Das Rheingold: a guide to the opening opera in Wagner's epic Ring Cycle

We tell the story of the first opera in Wagner's Ring Cycle

Published: September 22, 2019 at 8:00 am

Here's our guide to the storyline of Das Rheingold, the first part of Richard Wagner's epic, masterful Ring Cycle.

What is the story of Das Rheingold?

Composed: 1853-4 Premiered: 22 September 1869, Munich

At the bottom of the River Rhine, the dwarf Alberich steals the Rhine gold from the Rhinemaidens, who have revealed that whoever can create a ring from it will inherit the world. Meanwhile, up in the mountains, Wotan finds himself in trouble. He has to hand his daughter Freia over to the giants Fafner and Fasolt as the promised payment for building his castle.

The giants agree to accept the Rhine gold in her place. So, Wotan and his sidekick Loge head to Alberich’s cave to get it. They succeed but, alas, Alberich has cursed the ring and whoever should own it…

How did Wagner begin the Ring Cycle?

All of Wagner’s operas from Das Rheingold onwards are investigations, the composer directing the unique array of artistic resources that constituted his genius into the questions: What makes civilisation possible? What price is it necessary for us to pay to be members of a civilised community?

After the abortive revolution of 1849, he spent the next 12 years in exile. So, he quickly realised that the decadent society in which he felt he lived wasn’t to be easily overthrown.

For the first four years of exile Wagner wrote no music. He did, however, produce an immense amount of theoretical writing. This included his essays Artwork and the Future and Judaism in Music in which he tried to work out the relationship between art and society. He also found himself driven to producing the text of a work which was originally going to be a single drama, but which ended up as four, as he worked backwards and realised the extent of his subject. And so began the Ring cycle.

What are the themes of Das Rheingold?

The first drama is Das Rheingold, in which Nature, in its calm and sometimes stormy grandeur, is depicted at the extraordinary opening by music evoking the depths of the Rhine. These 156 bars begin with an almost inaudibly low and quiet note, and gradually become the majestically flowing river.

This idyll of peace is soon disrupted by the dwarf Alberich’s attempted seduction of the Rhinemaidens. And, when they elude him, he steals the Rhine gold, which, made into the Ring, would give him world power. Alberich is Desire at its crudest and least attractive. His chief opponents, meanwhile, are the gods, who already possess power. They, however, are hopelessly morally compromised, the chief one, Wotan, having struck a bargain which he can’t possibly keep.

What is the message of the opera?

Das Rheingold, we soon see, is a bitter and often compassionate satire on politics. Wotan is shown, like many politicians, to have high ideals but to be unable to realise them without violating the rules by which he governs the world, or would like to.

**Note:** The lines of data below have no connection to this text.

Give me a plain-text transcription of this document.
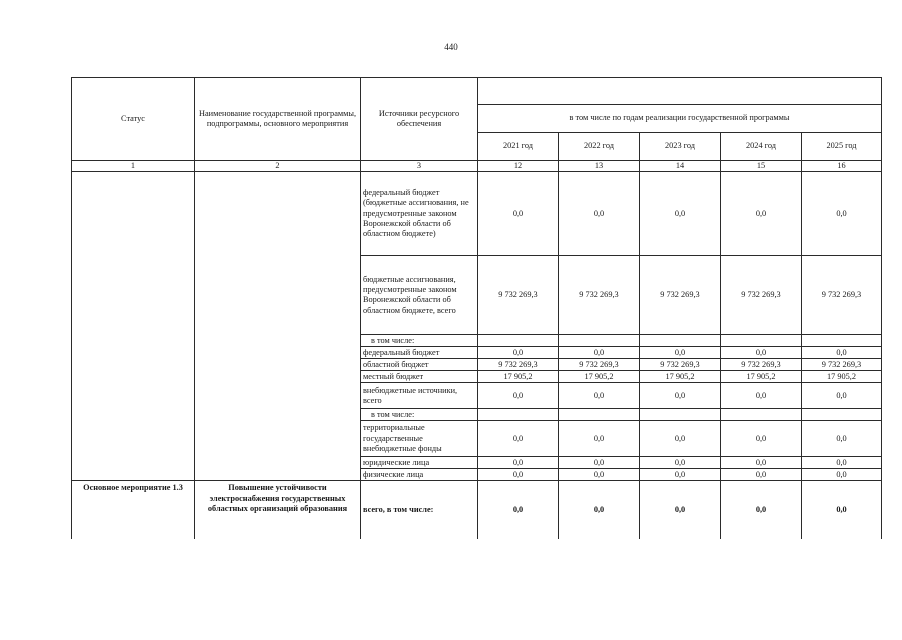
440
Статус	Наименование государственной программы, подпрограммы, основного мероприятия	Источники ресурсного обеспечения					
			в том числе по годам реализации государственной программы				
			2021 год	2022 год	2023 год	2024 год	2025 год
1	2	3	12	13	14	15	16
		федеральный бюджет (бюджетные ассигнования, не предусмотренные законом Воронежской области об областном бюджете)	0,0	0,0	0,0	0,0	0,0
		бюджетные ассигнования, предусмотренные законом Воронежской области об областном бюджете, всего	9 732 269,3	9 732 269,3	9 732 269,3	9 732 269,3	9 732 269,3
		в том числе:					
		федеральный бюджет	0,0	0,0	0,0	0,0	0,0
		областной бюджет	9 732 269,3	9 732 269,3	9 732 269,3	9 732 269,3	9 732 269,3
		местный бюджет	17 905,2	17 905,2	17 905,2	17 905,2	17 905,2
		внебюджетные источники, всего	0,0	0,0	0,0	0,0	0,0
		в том числе:					
		территориальные государственные внебюджетные фонды	0,0	0,0	0,0	0,0	0,0
		юридические лица	0,0	0,0	0,0	0,0	0,0
		физические лица	0,0	0,0	0,0	0,0	0,0
Основное мероприятие 1.3	Повышение устойчивости электроснабжения государственных областных организаций образования	всего, в том числе:	0,0	0,0	0,0	0,0	0,0
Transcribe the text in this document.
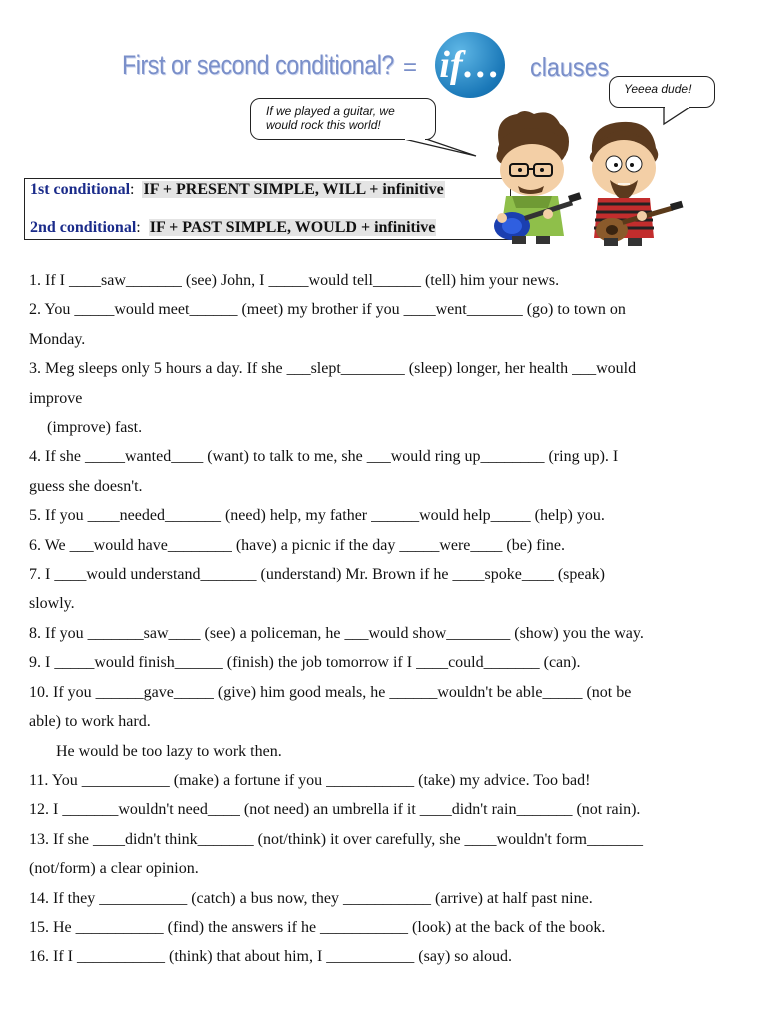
First or second conditional? = if… clauses
If we played a guitar, we would rock this world!
Yeeea dude!
1st conditional: IF + PRESENT SIMPLE, WILL + infinitive
2nd conditional: IF + PAST SIMPLE, WOULD + infinitive
1. If I ____saw_______ (see) John, I _____would tell______ (tell) him your news.
2. You _____would meet______ (meet) my brother if you ____went_______ (go) to town on
Monday.
3. Meg sleeps only 5 hours a day. If she ___slept________ (sleep) longer, her health ___would
improve
(improve) fast.
4. If she _____wanted____ (want) to talk to me, she ___would ring up________ (ring up). I
guess she doesn't.
5. If you ____needed_______ (need) help, my father ______would help_____ (help) you.
6. We ___would have________ (have) a picnic if the day _____were____ (be) fine.
7. I ____would understand_______ (understand) Mr. Brown if he ____spoke____ (speak)
slowly.
8. If you _______saw____ (see) a policeman, he ___would show________ (show) you the way.
9. I _____would finish______ (finish) the job tomorrow if I ____could_______ (can).
10. If you ______gave_____ (give) him good meals, he ______wouldn't be able_____ (not be
able) to work hard.
He would be too lazy to work then.
11. You ___________ (make) a fortune if you ___________ (take) my advice. Too bad!
12. I _______wouldn't need____ (not need) an umbrella if it ____didn't rain_______ (not rain).
13. If she ____didn't think_______ (not/think) it over carefully, she ____wouldn't form_______
(not/form) a clear opinion.
14. If they ___________ (catch) a bus now, they ___________ (arrive) at half past nine.
15. He ___________ (find) the answers if he ___________ (look) at the back of the book.
16. If I ___________ (think) that about him, I ___________ (say) so aloud.
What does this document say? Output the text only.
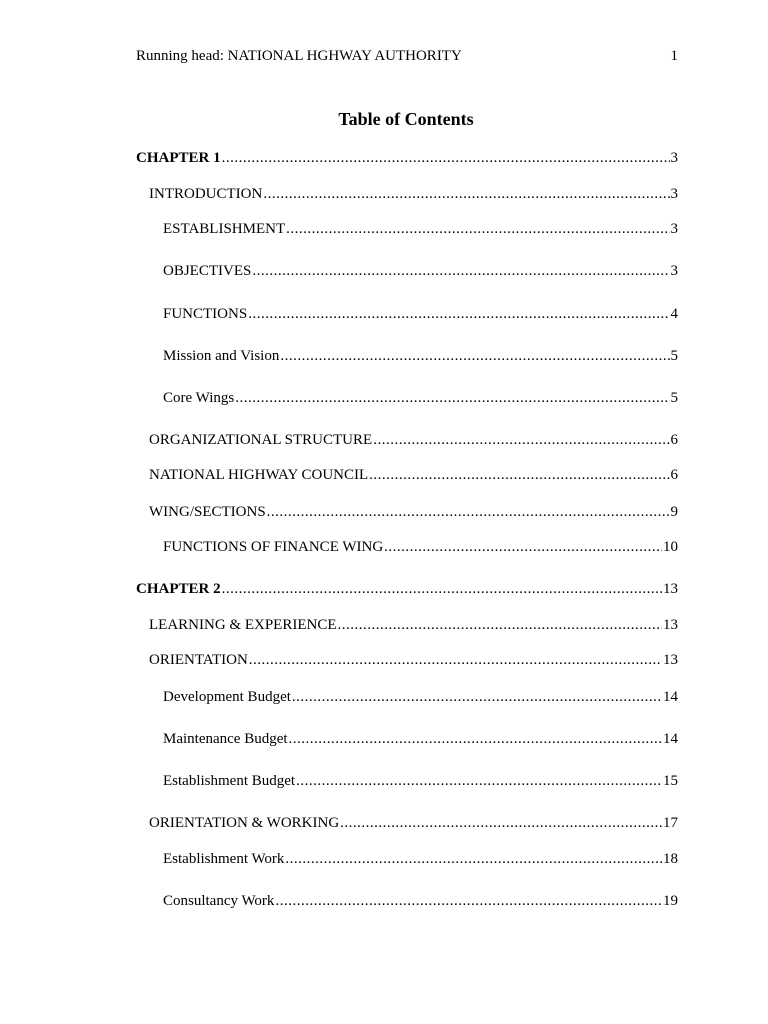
Running head: NATIONAL HGHWAY AUTHORITY	1
Table of Contents
CHAPTER 1 .....	3
INTRODUCTION .....	3
ESTABLISHMENT .....	3
OBJECTIVES .....	3
FUNCTIONS .....	4
Mission and Vision .....	5
Core Wings .....	5
ORGANIZATIONAL STRUCTURE .....	6
NATIONAL HIGHWAY COUNCIL .....	6
WING/SECTIONS .....	9
FUNCTIONS OF FINANCE WING .....	10
CHAPTER 2 .....	13
LEARNING & EXPERIENCE .....	13
ORIENTATION .....	13
Development Budget .....	14
Maintenance Budget .....	14
Establishment Budget .....	15
ORIENTATION & WORKING .....	17
Establishment Work .....	18
Consultancy Work .....	19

There are long debates among Rheingold’s antagonists, set to a kind of music previously unheard, in which what Wagner called ‘unending melody’ is underpinned by ‘leading motifs’ or leitmotifs – short thematic fragments which can be endlessly varied and combined. Many of these can safely be named as, for instance, the Ring, the Rhine, the power of love.

Das Rheingold remains, at two and a half hours, the longest single stretch of unbroken music in the Western world. It's where Wagner sets out all the basic issues which the rest of the Ring will explore.

What is the order of the Ring Cycle?

After Das Rheingold opens the saga, the next in the sequence of the Ring Cycle is Die Walküre (The Valkyries). We named this one of the 20 greatest operas of all time.

The third in the sequence is Siegfried, sometimes described as the Ring's scherzo. And we end with the epic, dramatic Götterdämmerung (Twilight of the Gods).